Le premier ministre néerlandais Mark Rutte, le 22 mai à La Haye. | JERRY LAMPEN / AFP

Elles s’annonçaient difficiles, compte tenu du fractionnement du paysage après les élections du 15 mars. Sont-elles impossibles ? Commencées il y a 73 jours, les tractations politiques en vue de la formation d’un gouvernement étaient, en tout cas, au point mort, samedi 27 mai, aux Pays-Bas. Elles ont jusqu’ici entraîné plus de confusion que de solutions et « l’informatrice », chargée de débroussailler le terrain, est revenue à son point de départ.

Edith Schippers, ex-ministre libérale de la santé, rencontrait une nouvelle fois, vendredi, les dirigeants des principaux partis pour trouver une issue. Cette autre étape s’est avérée inutile : Mme Schippers rendra un rapport lundi et un débat doit avoir lieu à la Deuxième chambre de La Haye, le lendemain.

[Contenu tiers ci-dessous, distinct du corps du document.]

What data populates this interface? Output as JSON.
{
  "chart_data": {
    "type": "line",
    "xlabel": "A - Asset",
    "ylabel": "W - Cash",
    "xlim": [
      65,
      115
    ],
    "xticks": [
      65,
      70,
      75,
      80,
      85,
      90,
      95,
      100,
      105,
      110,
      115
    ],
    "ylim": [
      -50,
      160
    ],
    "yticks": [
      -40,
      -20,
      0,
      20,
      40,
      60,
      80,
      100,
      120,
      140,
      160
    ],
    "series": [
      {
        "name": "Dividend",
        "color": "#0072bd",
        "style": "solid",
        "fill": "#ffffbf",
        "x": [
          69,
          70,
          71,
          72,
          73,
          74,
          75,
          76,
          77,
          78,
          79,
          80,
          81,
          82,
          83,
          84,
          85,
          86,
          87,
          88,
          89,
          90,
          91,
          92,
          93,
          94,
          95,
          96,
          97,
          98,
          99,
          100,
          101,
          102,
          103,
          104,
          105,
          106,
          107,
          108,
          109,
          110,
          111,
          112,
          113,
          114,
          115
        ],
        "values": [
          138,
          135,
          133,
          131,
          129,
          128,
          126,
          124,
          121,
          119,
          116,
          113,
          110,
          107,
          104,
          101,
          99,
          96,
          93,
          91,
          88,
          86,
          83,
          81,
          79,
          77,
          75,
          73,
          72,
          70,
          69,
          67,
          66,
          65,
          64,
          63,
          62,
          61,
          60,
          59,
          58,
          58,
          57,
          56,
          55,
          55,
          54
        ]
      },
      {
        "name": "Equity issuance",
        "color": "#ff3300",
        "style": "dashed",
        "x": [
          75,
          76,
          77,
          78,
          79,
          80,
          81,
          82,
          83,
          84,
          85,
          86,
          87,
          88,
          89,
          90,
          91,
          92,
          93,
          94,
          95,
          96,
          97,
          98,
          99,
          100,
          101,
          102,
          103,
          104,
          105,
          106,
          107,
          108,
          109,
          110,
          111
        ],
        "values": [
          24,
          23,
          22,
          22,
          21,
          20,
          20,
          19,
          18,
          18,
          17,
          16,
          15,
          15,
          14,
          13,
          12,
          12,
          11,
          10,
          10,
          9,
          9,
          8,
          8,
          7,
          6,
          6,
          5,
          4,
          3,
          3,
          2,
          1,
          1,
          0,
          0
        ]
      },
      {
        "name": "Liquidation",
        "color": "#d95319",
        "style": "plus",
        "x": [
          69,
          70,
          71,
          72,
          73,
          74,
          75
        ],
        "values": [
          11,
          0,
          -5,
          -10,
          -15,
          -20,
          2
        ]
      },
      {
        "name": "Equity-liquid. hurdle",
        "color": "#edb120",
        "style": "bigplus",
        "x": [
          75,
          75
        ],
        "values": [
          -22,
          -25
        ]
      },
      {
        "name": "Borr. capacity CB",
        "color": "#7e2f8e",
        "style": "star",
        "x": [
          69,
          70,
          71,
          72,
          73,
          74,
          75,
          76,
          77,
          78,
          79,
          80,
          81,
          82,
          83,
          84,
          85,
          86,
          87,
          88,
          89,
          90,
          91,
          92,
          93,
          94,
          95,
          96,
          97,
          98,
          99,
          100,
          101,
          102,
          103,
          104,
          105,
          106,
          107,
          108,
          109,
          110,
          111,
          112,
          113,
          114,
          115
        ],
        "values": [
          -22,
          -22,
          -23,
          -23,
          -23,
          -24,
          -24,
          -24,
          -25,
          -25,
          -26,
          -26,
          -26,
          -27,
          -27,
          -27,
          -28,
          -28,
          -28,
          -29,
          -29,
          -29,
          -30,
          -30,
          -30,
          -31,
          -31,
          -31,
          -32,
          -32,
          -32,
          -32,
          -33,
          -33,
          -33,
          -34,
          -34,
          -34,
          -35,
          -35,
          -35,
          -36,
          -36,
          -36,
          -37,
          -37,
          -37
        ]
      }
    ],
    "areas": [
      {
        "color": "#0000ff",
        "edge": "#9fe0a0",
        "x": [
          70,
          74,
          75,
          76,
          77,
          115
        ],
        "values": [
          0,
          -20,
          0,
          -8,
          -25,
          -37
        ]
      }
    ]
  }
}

Une tentative en vue de dégager une majorité avait échoué, mercredi 24 mai. Union Chrétienne (CU), un petit parti protestant, n’est pas parvenu à trouver un terrain d’entente avec les libéraux réformateurs de D66, l’une des formations qui a remporté les élections du 15 mars et espère gouverner au centre droit avec le Parti populaire libéral et démocrate (VVD) du premier ministre Mark Rutte, ainsi que les chrétiens-démocrates (CDA).

Des possibilités réduites pour les trois partis

Ensemble, ces trois partis n’atteignent toutefois pas le nombre requis de députés à la Deuxième Chambre (76) et doivent trouver un allié. Ils ont d’abord essayé, en vain, une négociation avec les écologistes de Gauche verte. Ils espéraient, ensuite, convaincre Union Chrétienne. Echaudé par son expérience de 2005, quand il s’était associé à deux partis conservateurs, Alexander Pechthold, le dirigeant de D66, multiplie les exigences et se montre intransigeant sur plusieurs points de son programme, comme la légalisation de la culture du cannabis ou l’extension des lois sur l’euthanasie et le don d’organes.

L’échec des deux tentatives menées jusqu’ici réduit le champ des possibilités. Quelques solutions demeurent toutefois pour les trois partis qui envisagent de gouverner ensemble – si toutefois ils restent unis jusqu’au bout :

  • Ils pourraient tenter une nouvelle négociation avec les écologistes, ce qui reste la formule préférée de D66. Les Verts se montrent cependant très sceptiques, sauf si les autres partis acceptaient de parler d’une politique plus souple en matière d’immigration.
  • Ils pourraient conclure une alliance avec les sociaux-démocrates, comme le suggère M. Rutte. Mais, passés de 38 à 9 sièges de députés, ses anciens partenaires gouvernementaux veulent apparemment se ressourcer dans l’opposition.
  • Ils pourraient former un gouvernement minoritaire, négociant au coup par coup avec des partis d’opposition. Cela s’est vu dans l’histoire récente du pays mais la formule est complexe, et fragile. Et les récentes négociations ont ajouté à la polarisation du paysage politique.

Un recours à de nouvelles élections ?

Si l’alliance de centre droit s’avérait en définitive impraticable, la présidente de la Deuxième chambre, qui gère désormais l’après élection à la place du roi, devrait cependant envisager d’autres options :

  • La formation d’un cabinet de centre gauche. Cette idée est défendue, et apparemment négociée en coulisses, par Emile Roemer, le chef du Parti socialiste (SP, gauche radicale), qui propose qu’une telle coalition soit conduite par un chrétien-démocrate. Problème : la formule écarte M. Rutte et son parti, grands vainqueurs des législatives.
  • Une formule extraparlementaire : pour appuyer une coalition minoritaire, des élus s’engageraient à titre personnel, sans que leur parti appuie formellement le gouvernement. Cette solution a, en dernier recours, déjà été usitée dans les années 1970 pour sortir d’un blocage. Des postes ministériels – on songe aux finances pour Jeroen Dijsselbloem – seraient réservés à des sociaux-démocrates sans que leur parti soit lié…
  • Le recours à de nouvelles élections. Jamais, dans l’histoire politique pourtant complexe du royaume, il n’a fallu aller jusqu’à cette extrémité. Même longue (comme en 2010, quand sept « informateurs » se sont succédé), une négociation n’a jamais totalement capoté. Mme Schippers a rejeté cette option et tous les autres partis s’y disent opposés. Parce qu’un nouveau scrutin ne bénéficierait sans doute qu’à des formations marginales ou au Parti pour la liberté, le PVV du populiste Geert Wilders.

Ce dernier, fort de ses 20 sièges, fait des offres de services mais aucun responsable – même le premier ministre Mark Rutte, qui avait entretenu une certaine ambiguïté avant les élections – ne lui répond.